James Cullen Bressack’s second feature was set to be the first release in a new joint VoD venture between Nerdly and TheHorrorShow.TV.
Hate Crime has been banned in the UK by the BBFC.
James Cullen Bressack’s second feature has already been released in the US and was set to be the first release under the new Nerdly Presents banner, a joint venture between Nerdly.co.uk and TheHorrorShow.TV. The film centres on a Jewish family whose home is invaded by neo-Nazi lunatics during their youngest son’s birthday celebrations.
The BBFC’s official statement read: “It is the Board’s carefully considered conclusion that the unremitting manner in which Hate Crime focuses on physical and sexual abuse, aggravated by racist invective, means that to issue a classification too this work, even if confined to adults, would be inconsistent with the Board’s Guidelines, would risk potential harm, and would be unacceptable to broad public opinion.”
Bressack commented: “I find it unbelievable that a film that shows little to no on screen violence and no nudity was actually banned. It just shows the power of what is implied and peoples’ imagination, and is a testament to the fact that the same crimes that happen in the world are truly horrifying.”
Hate Crime is the fourth horror film to be refused classification by the BBFC since 2009 along with Grotesque, The Bunny Game and The Human Centipede 2, the latter eventually released with nearly three minutes of cuts.

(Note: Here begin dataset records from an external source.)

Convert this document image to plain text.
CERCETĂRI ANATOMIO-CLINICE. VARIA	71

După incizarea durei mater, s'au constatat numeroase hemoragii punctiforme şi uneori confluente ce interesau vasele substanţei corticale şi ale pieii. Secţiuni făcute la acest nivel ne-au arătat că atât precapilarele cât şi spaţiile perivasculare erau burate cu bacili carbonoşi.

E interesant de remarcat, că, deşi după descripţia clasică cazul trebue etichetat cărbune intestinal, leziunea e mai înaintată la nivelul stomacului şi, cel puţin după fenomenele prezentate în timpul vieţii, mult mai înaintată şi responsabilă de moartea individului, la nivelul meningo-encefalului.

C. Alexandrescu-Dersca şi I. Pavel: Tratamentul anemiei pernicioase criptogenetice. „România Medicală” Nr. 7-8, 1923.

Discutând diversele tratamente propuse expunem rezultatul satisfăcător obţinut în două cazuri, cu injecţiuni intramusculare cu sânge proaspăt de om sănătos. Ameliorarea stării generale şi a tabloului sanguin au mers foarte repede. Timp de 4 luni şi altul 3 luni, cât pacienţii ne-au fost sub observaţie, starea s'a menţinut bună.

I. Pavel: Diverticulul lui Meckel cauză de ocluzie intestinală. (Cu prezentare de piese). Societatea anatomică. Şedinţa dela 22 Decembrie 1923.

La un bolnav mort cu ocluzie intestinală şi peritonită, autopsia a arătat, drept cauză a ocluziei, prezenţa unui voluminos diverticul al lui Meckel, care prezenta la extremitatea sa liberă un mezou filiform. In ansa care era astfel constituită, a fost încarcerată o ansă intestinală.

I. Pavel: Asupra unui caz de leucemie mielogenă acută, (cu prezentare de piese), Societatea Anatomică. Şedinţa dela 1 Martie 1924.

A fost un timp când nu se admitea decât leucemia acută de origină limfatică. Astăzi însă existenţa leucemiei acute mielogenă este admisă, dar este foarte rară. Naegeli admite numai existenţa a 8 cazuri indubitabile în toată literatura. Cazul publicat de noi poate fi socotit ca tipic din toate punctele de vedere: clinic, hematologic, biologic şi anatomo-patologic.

“Although it may surprise some people, TheHorrorShow.TV supports classification over censorship, as we would hate for any of our growing number of films to be viewed by an inappropriate audience,” added TheHorrorShow.TV’s Jack Bowyer. “It appears that the BBFC has deemed the content inappropriate for people of any age, even adults, and regrettably we will be unable to bring the film to the UK as part of our very exciting collaboration with Nerdly.”
Nerdly.co.uk’s Phil Wheat said: “Hate Crime was always going to be a contentious title to submit to the BBFC, especially given recent racial tensions. But as part of Nerdly Presents’ remit to uncover great underground movies it was worth taking the gamble on James Cullen Bressack’s movie. After all, horror is often about pushing boundaries and making your audience uncomfortable.”